Professor Andy Grewal and his law students recently tried calling the Internal Revenue Service to understand a complicated tax credit expanded in the new Republican tax law.
“We waited as the automated voice told us again and again to check the IRS website, before I decided we couldn’t waste further class time and hung up,” said Grewal, of the University of Iowa. “Then we found a video about it on their website, but the link to it was dead. Really.”
Fearing millions of Americans will wind up in similar informational dead-ends as they try to figure out their tax returns, Congress last week passed a $1.3 trillion omnibus package that bulks up funding for the IRS, including a $320 million short-term allocation to help the agency implement the tax law.
The overall IRS budget is also bumped to $11.4 billion in the next fiscal year. That is still down from the $12.1 billion the IRS received in 2010, a year in which the tax collection agency was not tasked with enforcing the biggest overhaul of the federal tax code in several decades.
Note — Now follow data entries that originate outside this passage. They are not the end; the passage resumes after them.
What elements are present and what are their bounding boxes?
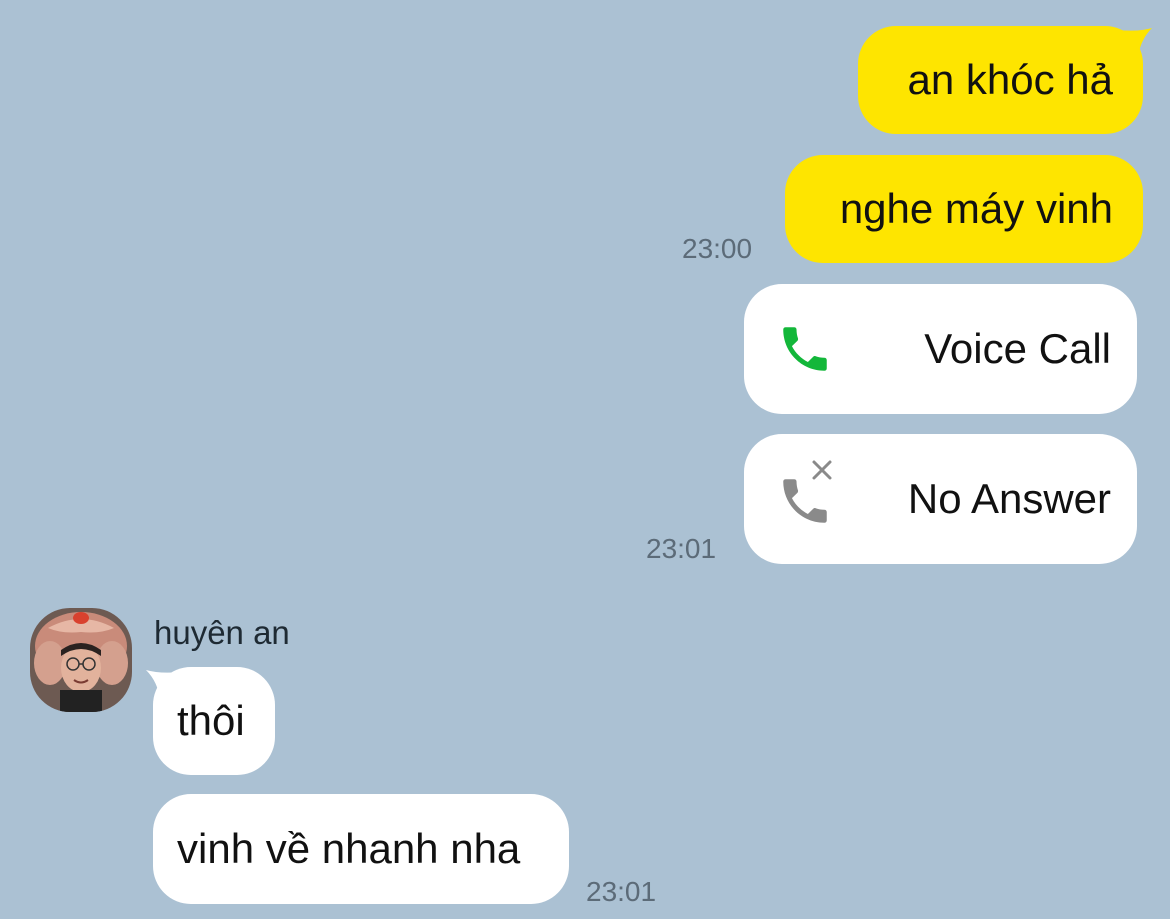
message-text: vinh về nhanh nha — [177, 825, 521, 872]
missed-call-icon — [776, 460, 838, 530]
message-timestamp: 23:01 — [586, 876, 657, 907]
message-text: nghe máy vinh — [839, 185, 1113, 232]
voice-call-card[interactable]: Voice Call — [744, 284, 1137, 414]
incoming-message[interactable]: vinh về nhanh nha — [153, 794, 569, 904]
phone-icon — [783, 327, 827, 371]
outgoing-message[interactable]: an khóc hả — [858, 26, 1143, 134]
call-label: Voice Call — [924, 325, 1111, 372]
message-timestamp: 23:01 — [646, 533, 717, 564]
avatar[interactable] — [30, 608, 132, 712]
missed-call-card[interactable]: No Answer — [744, 434, 1137, 564]
call-label: No Answer — [907, 475, 1111, 522]
incoming-message[interactable]: thôi — [153, 667, 275, 775]
outgoing-message[interactable]: nghe máy vinh — [785, 155, 1143, 263]
chat-view: an khóc hả nghe máy vinh 23:00 Voice Cal… — [0, 0, 1170, 919]
sender-name: huyên an — [154, 614, 290, 651]
message-text: thôi — [177, 697, 245, 744]
message-timestamp: 23:00 — [682, 233, 753, 264]
message-text: an khóc hả — [907, 56, 1114, 103]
The short-term $320 million boost is about 82 percent of the $397 million that IRS acting commissioner David J. Kautter told Congress that the agency would need to address the tax law. Kautter requested that money to help the agency over two years, so Congress could still provide the full funding during another appropriations bill. The national taxpayer advocate, an independent official within the IRS, has said the agency needs $495 million over two years to implement the law.
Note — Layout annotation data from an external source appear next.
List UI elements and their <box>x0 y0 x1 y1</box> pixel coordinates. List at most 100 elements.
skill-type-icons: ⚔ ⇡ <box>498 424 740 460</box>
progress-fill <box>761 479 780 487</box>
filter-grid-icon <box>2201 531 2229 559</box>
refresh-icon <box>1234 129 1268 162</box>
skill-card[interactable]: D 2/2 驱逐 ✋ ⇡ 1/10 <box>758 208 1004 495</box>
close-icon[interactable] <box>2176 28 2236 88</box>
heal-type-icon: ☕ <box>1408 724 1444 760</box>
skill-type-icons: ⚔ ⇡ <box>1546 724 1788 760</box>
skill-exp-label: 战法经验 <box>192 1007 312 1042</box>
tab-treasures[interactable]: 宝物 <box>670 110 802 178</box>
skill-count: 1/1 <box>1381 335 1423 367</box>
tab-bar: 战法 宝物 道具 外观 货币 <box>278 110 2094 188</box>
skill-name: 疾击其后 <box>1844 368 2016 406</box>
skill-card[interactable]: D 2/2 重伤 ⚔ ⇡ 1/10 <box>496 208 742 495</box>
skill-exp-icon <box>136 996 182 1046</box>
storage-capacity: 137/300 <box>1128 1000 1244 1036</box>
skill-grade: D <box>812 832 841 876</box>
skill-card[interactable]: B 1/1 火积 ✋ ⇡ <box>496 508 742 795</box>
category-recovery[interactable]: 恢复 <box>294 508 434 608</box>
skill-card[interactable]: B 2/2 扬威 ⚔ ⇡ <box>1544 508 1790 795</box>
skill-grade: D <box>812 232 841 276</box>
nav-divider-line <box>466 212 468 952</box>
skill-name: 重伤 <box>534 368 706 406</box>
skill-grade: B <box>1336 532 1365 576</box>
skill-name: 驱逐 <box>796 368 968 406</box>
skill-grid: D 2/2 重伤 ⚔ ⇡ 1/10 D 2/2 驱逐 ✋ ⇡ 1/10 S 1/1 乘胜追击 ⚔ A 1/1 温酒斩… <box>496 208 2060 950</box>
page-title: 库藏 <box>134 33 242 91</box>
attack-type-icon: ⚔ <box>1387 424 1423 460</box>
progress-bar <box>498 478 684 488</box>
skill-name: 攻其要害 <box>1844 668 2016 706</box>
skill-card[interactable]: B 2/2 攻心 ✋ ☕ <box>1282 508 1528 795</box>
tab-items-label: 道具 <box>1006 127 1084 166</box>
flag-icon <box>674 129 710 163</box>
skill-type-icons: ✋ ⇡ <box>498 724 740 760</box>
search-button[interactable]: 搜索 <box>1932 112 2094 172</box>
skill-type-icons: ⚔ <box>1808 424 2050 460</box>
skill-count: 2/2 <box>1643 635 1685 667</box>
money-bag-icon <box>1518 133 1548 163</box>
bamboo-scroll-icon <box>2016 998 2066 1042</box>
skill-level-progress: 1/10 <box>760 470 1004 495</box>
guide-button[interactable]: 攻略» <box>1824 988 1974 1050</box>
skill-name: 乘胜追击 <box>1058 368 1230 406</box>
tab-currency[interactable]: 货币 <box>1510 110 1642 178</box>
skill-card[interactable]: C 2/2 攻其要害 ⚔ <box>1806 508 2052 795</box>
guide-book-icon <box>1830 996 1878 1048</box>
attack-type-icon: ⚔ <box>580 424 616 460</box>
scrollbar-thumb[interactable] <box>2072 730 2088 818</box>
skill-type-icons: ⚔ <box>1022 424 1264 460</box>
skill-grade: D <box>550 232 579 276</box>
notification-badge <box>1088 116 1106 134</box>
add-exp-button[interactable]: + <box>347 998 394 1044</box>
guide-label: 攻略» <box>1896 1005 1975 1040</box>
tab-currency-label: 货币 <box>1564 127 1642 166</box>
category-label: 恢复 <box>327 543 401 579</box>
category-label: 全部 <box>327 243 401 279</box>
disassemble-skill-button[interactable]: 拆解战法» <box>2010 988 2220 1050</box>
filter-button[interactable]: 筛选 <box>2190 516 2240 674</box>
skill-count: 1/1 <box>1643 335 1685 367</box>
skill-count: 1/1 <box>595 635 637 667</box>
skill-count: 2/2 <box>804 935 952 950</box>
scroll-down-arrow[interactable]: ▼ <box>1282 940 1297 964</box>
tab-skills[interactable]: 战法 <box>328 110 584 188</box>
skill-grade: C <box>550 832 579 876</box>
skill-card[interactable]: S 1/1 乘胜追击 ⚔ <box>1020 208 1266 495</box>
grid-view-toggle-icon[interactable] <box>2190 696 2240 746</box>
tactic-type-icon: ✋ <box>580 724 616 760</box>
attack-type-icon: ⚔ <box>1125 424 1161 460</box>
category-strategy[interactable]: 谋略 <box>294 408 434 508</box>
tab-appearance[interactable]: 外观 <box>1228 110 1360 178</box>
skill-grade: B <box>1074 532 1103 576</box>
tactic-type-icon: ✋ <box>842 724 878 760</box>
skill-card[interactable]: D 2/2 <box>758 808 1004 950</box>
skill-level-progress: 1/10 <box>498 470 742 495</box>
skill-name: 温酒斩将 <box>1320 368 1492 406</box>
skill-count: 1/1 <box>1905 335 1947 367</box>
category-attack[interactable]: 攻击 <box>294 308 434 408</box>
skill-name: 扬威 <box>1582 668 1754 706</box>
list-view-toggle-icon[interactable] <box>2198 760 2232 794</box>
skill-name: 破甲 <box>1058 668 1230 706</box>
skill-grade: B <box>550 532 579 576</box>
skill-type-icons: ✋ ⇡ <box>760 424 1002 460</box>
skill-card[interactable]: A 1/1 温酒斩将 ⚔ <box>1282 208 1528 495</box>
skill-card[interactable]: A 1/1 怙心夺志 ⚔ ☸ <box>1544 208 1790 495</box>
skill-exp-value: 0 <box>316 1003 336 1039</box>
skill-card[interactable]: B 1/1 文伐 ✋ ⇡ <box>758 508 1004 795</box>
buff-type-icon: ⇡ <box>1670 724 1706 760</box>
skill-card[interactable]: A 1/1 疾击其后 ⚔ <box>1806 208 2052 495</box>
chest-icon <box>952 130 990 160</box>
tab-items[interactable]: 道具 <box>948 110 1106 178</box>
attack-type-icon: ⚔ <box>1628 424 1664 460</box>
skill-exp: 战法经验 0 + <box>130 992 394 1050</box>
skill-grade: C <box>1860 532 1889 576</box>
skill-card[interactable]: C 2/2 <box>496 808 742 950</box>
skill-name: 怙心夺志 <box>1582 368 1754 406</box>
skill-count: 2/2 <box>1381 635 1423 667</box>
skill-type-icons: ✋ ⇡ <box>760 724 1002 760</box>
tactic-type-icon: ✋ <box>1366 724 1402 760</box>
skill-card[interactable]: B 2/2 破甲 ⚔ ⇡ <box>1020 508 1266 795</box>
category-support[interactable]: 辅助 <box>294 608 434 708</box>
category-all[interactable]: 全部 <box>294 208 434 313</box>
Congress's decision goes against the White House, which had pushed for additional cuts to the IRS budget. The administration sought to fund the IRS at $11.1 billion, down from $11.2 billion the year before. That request was opposed by Republicans in Congress, who cited the danger of further cuts to the agency. Even before the law’s passage, the IRS expected to be able to answer only 60 percent of the 100 million telephone calls it receives every year.
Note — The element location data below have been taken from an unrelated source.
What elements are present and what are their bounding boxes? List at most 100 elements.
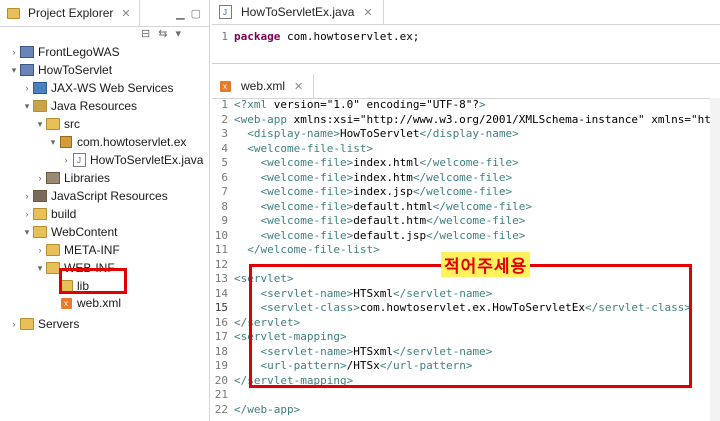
java-code[interactable]: 1 package com.howtoservlet.ex; bbox=[212, 30, 419, 45]
line-number: 22 bbox=[214, 402, 228, 416]
tree-item-label: JavaScript Resources bbox=[51, 189, 168, 203]
code-text: <web-app xmlns:xsi="http://www.w3.org/20… bbox=[234, 112, 720, 126]
tree-item[interactable]: x web.xml bbox=[47, 294, 121, 312]
tree-item[interactable]: › build bbox=[21, 205, 77, 223]
folder-icon bbox=[33, 226, 47, 238]
vertical-scrollbar[interactable] bbox=[710, 98, 720, 421]
project-explorer-icon bbox=[6, 7, 20, 19]
line-number: 6 bbox=[221, 170, 228, 184]
code-text: <welcome-file>index.html</welcome-file> bbox=[260, 156, 519, 169]
tree-item-label: Servers bbox=[38, 317, 80, 331]
code-line: 21 bbox=[212, 388, 720, 403]
line-number: 13 bbox=[214, 272, 228, 285]
tree-item[interactable]: ▾ com.howtoservlet.ex bbox=[47, 133, 187, 151]
tree-item-label: WebContent bbox=[51, 225, 118, 239]
code-text: <?xml version="1.0" encoding="UTF-8"?> bbox=[234, 98, 486, 111]
line-number: 2 bbox=[221, 112, 228, 126]
tree-item[interactable]: › META-INF bbox=[34, 241, 120, 259]
code-text: <welcome-file>index.jsp</welcome-file> bbox=[260, 185, 513, 198]
chevron-down-icon[interactable]: ▾ bbox=[21, 101, 33, 112]
code-line: 5 <welcome-file>index.html</welcome-file… bbox=[212, 156, 720, 171]
code-line: 6 <welcome-file>index.htm</welcome-file> bbox=[212, 171, 720, 186]
tree-item-label: META-INF bbox=[64, 243, 120, 257]
line-number: 16 bbox=[214, 315, 228, 329]
folder-icon bbox=[20, 318, 34, 330]
collapse-all-icon[interactable]: ⊟ bbox=[141, 27, 150, 43]
line-number: 17 bbox=[214, 330, 228, 343]
tab-howtoservletex-java[interactable]: J HowToServletEx.java ✕ bbox=[212, 0, 384, 25]
tree-item-label: com.howtoservlet.ex bbox=[77, 135, 187, 149]
highlight-box bbox=[249, 264, 692, 388]
tab-project-explorer[interactable]: Project Explorer ✕ bbox=[0, 0, 140, 26]
tab-web-xml[interactable]: x web.xml ✕ bbox=[212, 74, 315, 99]
web-services-icon bbox=[33, 82, 47, 94]
chevron-right-icon[interactable]: › bbox=[21, 191, 33, 201]
chevron-down-icon[interactable]: ▾ bbox=[8, 65, 20, 76]
tree-item[interactable]: ▾ Java Resources bbox=[21, 97, 137, 115]
tree-item-label: Java Resources bbox=[51, 99, 138, 113]
maximize-icon[interactable]: ▢ bbox=[191, 7, 201, 20]
tree-item[interactable]: ▾ WebContent bbox=[21, 223, 118, 241]
tree-item[interactable]: › J HowToServletEx.java bbox=[60, 151, 203, 169]
libraries-icon bbox=[46, 172, 60, 184]
close-icon[interactable]: ✕ bbox=[121, 7, 130, 20]
chevron-right-icon[interactable]: › bbox=[21, 83, 33, 93]
line-number: 12 bbox=[214, 257, 228, 271]
tree-item-label: Libraries bbox=[64, 171, 111, 185]
code-text: <welcome-file-list> bbox=[247, 141, 374, 155]
chevron-right-icon[interactable]: › bbox=[34, 173, 46, 183]
tree-item-label: build bbox=[51, 207, 77, 221]
tree-item-label: FrontLegoWAS bbox=[38, 45, 120, 59]
line-number: 18 bbox=[214, 344, 228, 358]
java-resources-icon bbox=[33, 100, 47, 112]
code-text: <welcome-file>default.htm</welcome-file> bbox=[260, 214, 526, 227]
tree-item-label: HowToServlet bbox=[38, 63, 113, 77]
tree-item[interactable]: › JavaScript Resources bbox=[21, 187, 168, 205]
highlight-box bbox=[59, 268, 127, 294]
code-text: </web-app> bbox=[234, 402, 301, 416]
chevron-right-icon[interactable]: › bbox=[8, 47, 20, 57]
close-icon[interactable]: ✕ bbox=[294, 80, 303, 93]
java-file-icon: J bbox=[218, 5, 232, 19]
project-icon bbox=[20, 64, 34, 76]
code-text: <welcome-file>index.htm</welcome-file> bbox=[260, 170, 513, 184]
tree-item-label: JAX-WS Web Services bbox=[51, 81, 174, 95]
code-text: com.howtoservlet.ex; bbox=[280, 30, 420, 43]
tree-item[interactable]: › Libraries bbox=[34, 169, 111, 187]
chevron-down-icon[interactable]: ▾ bbox=[34, 263, 46, 274]
code-line: 2 <web-app xmlns:xsi="http://www.w3.org/2… bbox=[212, 113, 720, 128]
line-number: 8 bbox=[221, 199, 228, 213]
tab-label: web.xml bbox=[241, 79, 286, 93]
view-menu-icon[interactable]: ▾ bbox=[175, 27, 181, 43]
chevron-right-icon[interactable]: › bbox=[8, 319, 20, 329]
chevron-down-icon[interactable]: ▾ bbox=[21, 227, 33, 238]
line-number: 5 bbox=[221, 156, 228, 169]
tab-label: HowToServletEx.java bbox=[241, 5, 355, 19]
project-icon bbox=[20, 46, 34, 58]
minimize-icon[interactable]: ▁ bbox=[176, 7, 184, 20]
tree-item[interactable]: ▾ HowToServlet bbox=[8, 61, 112, 79]
chevron-down-icon[interactable]: ▾ bbox=[47, 137, 59, 148]
chevron-down-icon[interactable]: ▾ bbox=[34, 119, 46, 130]
code-line: 3 <display-name>HowToServlet</display-na… bbox=[212, 127, 720, 142]
tree-item[interactable]: › Servers bbox=[8, 315, 80, 333]
line-number: 15 bbox=[214, 301, 228, 314]
line-number: 10 bbox=[214, 228, 228, 242]
java-file-icon: J bbox=[72, 153, 86, 167]
chevron-right-icon[interactable]: › bbox=[21, 209, 33, 219]
close-icon[interactable]: ✕ bbox=[363, 6, 372, 19]
code-line: 9 <welcome-file>default.htm</welcome-fil… bbox=[212, 214, 720, 229]
line-number: 19 bbox=[214, 359, 228, 372]
tree-item[interactable]: ▾ src bbox=[34, 115, 80, 133]
line-number: 9 bbox=[221, 214, 228, 227]
line-number: 1 bbox=[221, 98, 228, 111]
link-editor-icon[interactable]: ⇆ bbox=[158, 27, 167, 43]
tree-item[interactable]: › JAX-WS Web Services bbox=[21, 79, 174, 97]
code-line: 22 </web-app> bbox=[212, 403, 720, 418]
tree-item[interactable]: › FrontLegoWAS bbox=[8, 43, 120, 61]
chevron-right-icon[interactable]: › bbox=[60, 155, 72, 165]
line-number: 20 bbox=[214, 373, 228, 387]
chevron-right-icon[interactable]: › bbox=[34, 245, 46, 255]
keyword: package bbox=[234, 30, 281, 43]
line-number: 4 bbox=[221, 141, 228, 155]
The law marks a sharp reversal for Republicans, who over the past eight years successfully cut the budget of the tax enforcement agency by about $1 billion and reduced its staff size by 18,000 people. But it's not clear whether the funding is enough to prepare the federal government for next filing season, with experts and former IRS officials offering a range of opinions. The $320 million increase can be used for enforcement, operations support and taxpayer services in rolling out the new law.
“The numbers remain concerning given the work the IRS has to do,” said Mark W. Everson, who served as commissioner of the IRS from 2003 to 2007 and now works at the tax consulting firm Alliantgroup. The IRS did not respond to a request for comment.
Others celebrated lesser-noticed changes to the IRS in the budget package, including new federal funding for programs that will help poor and elderly Americans understand and navigate the tax law changes, said Marvin Friedlander, who oversaw exempt organizations at the IRS before retiring in 2010.
“They got a bunch of money to implement the new tax law and for business systems, enforcement and taxpayer education,” Friedlander said. “It’s really good. Poorer and older people don’t have the resources to hire an accountant.”
Congress has traditionally increased funding for the IRS following big changes to the U.S. tax code. The 1986 tax overhaul signed by President Ronald Reagan led the IRS to hire an additional 1,300 staff members and increase the number of phone calls it answered by 30 percent. The 2008 stimulus bill prompted a 125 percent increase in the number of incoming calls.
Republican lawmakers have for months recognized the need to step up the agency’s funding in the wake of the law. The IRS is wrestling with a host of questions about the law, including which companies qualify for certain deductions and, among other issues, the legality of states' efforts to circumvent the new cap on residents' property tax deductions.
The increase agreed on by lawmakers may only partially offset the slow attrition from the agency. In 2017, the IRS lost 6,801 permanent staffers. Previous projections from National Taxpayer Advocate Nina Olson, an independent oversight official, found that only 4 of 10 callers could reach a live operator during the 2018 filing season.
“You need humans to answer the phones, and the rates are abysmal during filing season,” said Mark Mazur, who served as assistant secretary for tax policy at the Treasury Department under Barack Obama. “This really should be on top of a much bigger budget increase.”